Consider the tradition of having interns work duty shifts of 24 hours and more. Ostensibly this borrows from the military philosophy of inducing fatigue and pressure in training exercises to mimic battlefield conditions. The analogy falls apart, though, in that unlike soldiers who play make-believe war games, bleary-eyed doctors in training actually get called on to perform medical procedures with life and death implications. It boils down to a reckless initiation rite that compels interns to extend themselves beyond human endurance. Just as bad, interns have easy access to medications to help them cope, and it's not exactly unheard of for some to succumb to this temptation. How'd you like to fly with a pilot whose senses are artificially stimulated by amphetamines? Think of someone in the same condition invading your body with a scalpel. It happens. More than any of us want to know.
Consider also that any number of physicians can prescribe medications and treatments without coordinating with one another. Everyone knows that even safe drugs can be lethal in combination with others, yet there is no system set up in the medical field to assure that the right hand knows what the left is doing-except for an unenforceable protocol of asking patients what medications they may be taking, which doesn't work very well with sick people who may be confused, or can't tell one complicated pharmaceutical name from another. This is the Bizarro world's version of eliminating air traffic control.
Every once in awhile you hear a horror story about a surgeon operating on the wrong patient or amputating the wrong limb. My mother-in-law asserted that these things happen much more frequently than we hear about in the media. Hospitals are supposed to have something akin to an airplane pre-takeoff checklist to guard against such errors. In the real world, even where checks exist they routinely get circumvented by all-powerful doctors who perceive themselves as too busy or experienced to be bothered with such details.
It's easy for medical professionals to rationalize bad practices. After all, they deal with people who are already sick, and often it can be all but impossible to distinguish nature's course from human error. Beyond that, they are steeped in a culture of good intentions in which medical personnel are expected to give one another the benefit of any doubt. Nobody obligates them to fill out "near miss" reports as is required of aviation personnel.
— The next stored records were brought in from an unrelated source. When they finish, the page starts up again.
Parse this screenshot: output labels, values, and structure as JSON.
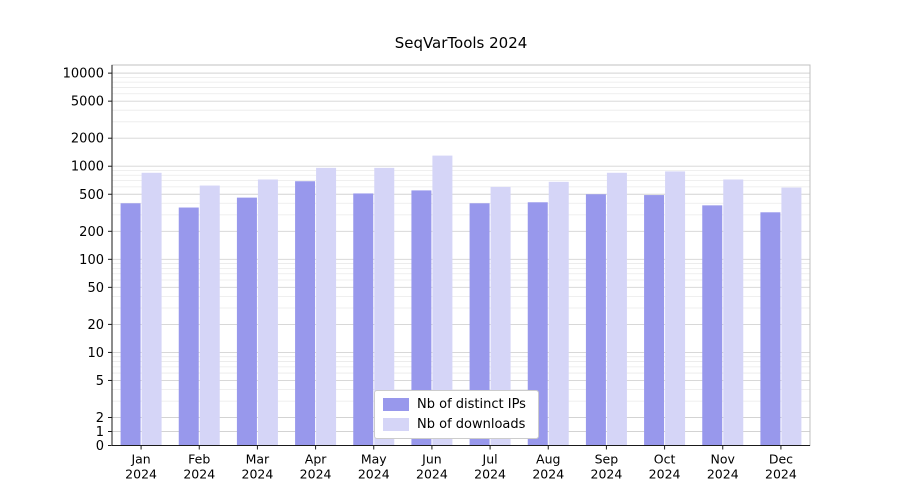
{
  "title": "SeqVarTools 2024",
  "chart_data": {
    "type": "bar",
    "title": "SeqVarTools 2024",
    "scale": "symlog",
    "xlabel": "",
    "ylabel": "",
    "categories": [
      "Jan",
      "Feb",
      "Mar",
      "Apr",
      "May",
      "Jun",
      "Jul",
      "Aug",
      "Sep",
      "Oct",
      "Nov",
      "Dec"
    ],
    "x_tick_year": "2024",
    "series": [
      {
        "name": "Nb of distinct IPs",
        "color": "#9898ec",
        "values": [
          400,
          360,
          460,
          690,
          510,
          550,
          400,
          410,
          500,
          490,
          380,
          320
        ]
      },
      {
        "name": "Nb of downloads",
        "color": "#d5d5f7",
        "values": [
          850,
          620,
          720,
          960,
          960,
          1300,
          600,
          680,
          850,
          880,
          720,
          590
        ]
      }
    ],
    "y_ticks": [
      0,
      1,
      2,
      5,
      10,
      20,
      50,
      100,
      200,
      500,
      1000,
      2000,
      5000,
      10000
    ],
    "ylim": [
      0,
      12500
    ],
    "grid": true,
    "legend_position": "bottom-center",
    "colors": {
      "grid_major": "#d3d3d3",
      "grid_minor": "#eaeaea",
      "spine_light": "#c0c0c0",
      "axis": "#1a1a1a",
      "text": "#000000",
      "background": "#ffffff"
    }
  }
}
Safe vs. SorryThis essay is about more than aviation and medicine. The startling contrast in safety records between these two life-sanctioning industries holds lessons for plumbing engineers or anyone else whose work impacts human health and safety.
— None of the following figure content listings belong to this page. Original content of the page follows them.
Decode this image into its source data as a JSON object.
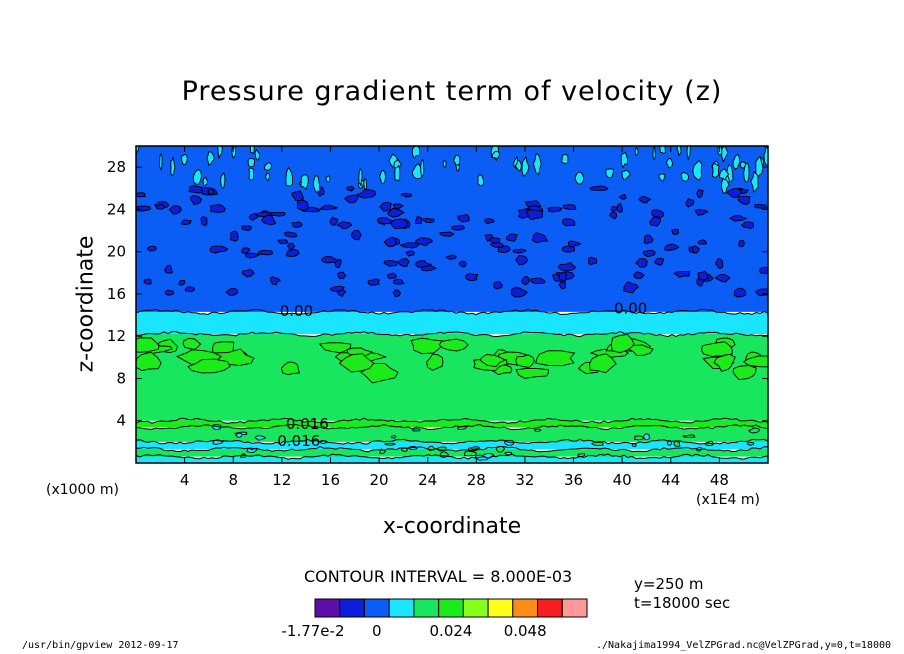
{
  "chart_data": {
    "type": "heatmap",
    "title": "Pressure gradient term of velocity (z)",
    "xlabel": "x-coordinate",
    "ylabel": "z-coordinate",
    "x_unit_left": "(x1000 m)",
    "x_unit_right": "(x1E4 m)",
    "x_range": [
      0,
      52
    ],
    "y_range": [
      0,
      30
    ],
    "x_ticks": [
      "4",
      "8",
      "12",
      "16",
      "20",
      "24",
      "28",
      "32",
      "36",
      "40",
      "44",
      "48"
    ],
    "y_ticks": [
      "4",
      "8",
      "12",
      "16",
      "20",
      "24",
      "28"
    ],
    "contour_interval_text": "CONTOUR INTERVAL = 8.000E-03",
    "contour_labels": [
      {
        "text": "0.00",
        "x": 13.2,
        "z": 14.5
      },
      {
        "text": "0.00",
        "x": 40.7,
        "z": 14.7
      },
      {
        "text": "0.016",
        "x": 14.1,
        "z": 3.8
      },
      {
        "text": "0.016",
        "x": 13.4,
        "z": 2.2
      }
    ],
    "bands": [
      {
        "z0": 0.0,
        "z1": 0.6,
        "value": "0",
        "color": "#19E5FF"
      },
      {
        "z0": 0.6,
        "z1": 1.3,
        "value": "0.008",
        "color": "#18E65F"
      },
      {
        "z0": 1.3,
        "z1": 2.0,
        "value": "0",
        "color": "#19E5FF"
      },
      {
        "z0": 2.0,
        "z1": 3.4,
        "value": "0.008",
        "color": "#18E65F"
      },
      {
        "z0": 3.4,
        "z1": 4.0,
        "value": "0.016",
        "color": "#1BEA1B"
      },
      {
        "z0": 4.0,
        "z1": 12.2,
        "value": "0.008",
        "color": "#18E65F"
      },
      {
        "z0": 12.2,
        "z1": 14.3,
        "value": "0",
        "color": "#19E5FF"
      },
      {
        "z0": 14.3,
        "z1": 30.0,
        "value": "-0.008",
        "color": "#0A5DF5"
      }
    ],
    "colorbar": {
      "colors": [
        "#5B0FA8",
        "#0A1EDB",
        "#0A5DF5",
        "#19E5FF",
        "#18E65F",
        "#1BEA1B",
        "#86FF1C",
        "#FFFF19",
        "#FF8C19",
        "#F51F1F",
        "#FF9999"
      ],
      "tick_labels": [
        "-1.77e-2",
        "0",
        "0.024",
        "0.048"
      ]
    }
  },
  "annotations": {
    "y_value": "y=250  m",
    "t_value": "t=18000  sec"
  },
  "footer": {
    "left": "/usr/bin/gpview   2012-09-17",
    "right": "./Nakajima1994_VelZPGrad.nc@VelZPGrad,y=0,t=18000"
  }
}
Your profession, like those two, is governed by codes, standards, licenses, specifications and other meticulously documented procedures intended to reduce the chance for error to as close to zero as humanly possible. But achieving that goal requires something more than words on paper.
Professional credentials and a code of ethics are only as strong as the underlying commitment. Are you so committed that you're willing to spend millions of dollars sending divers looking for bits of metal on the ocean floor? Or are you of the opinion that everyone is ultimately going to die anyway, so shortcuts are permissible? In your professional circles, is it better to be safe, or is it acceptable to be sorry?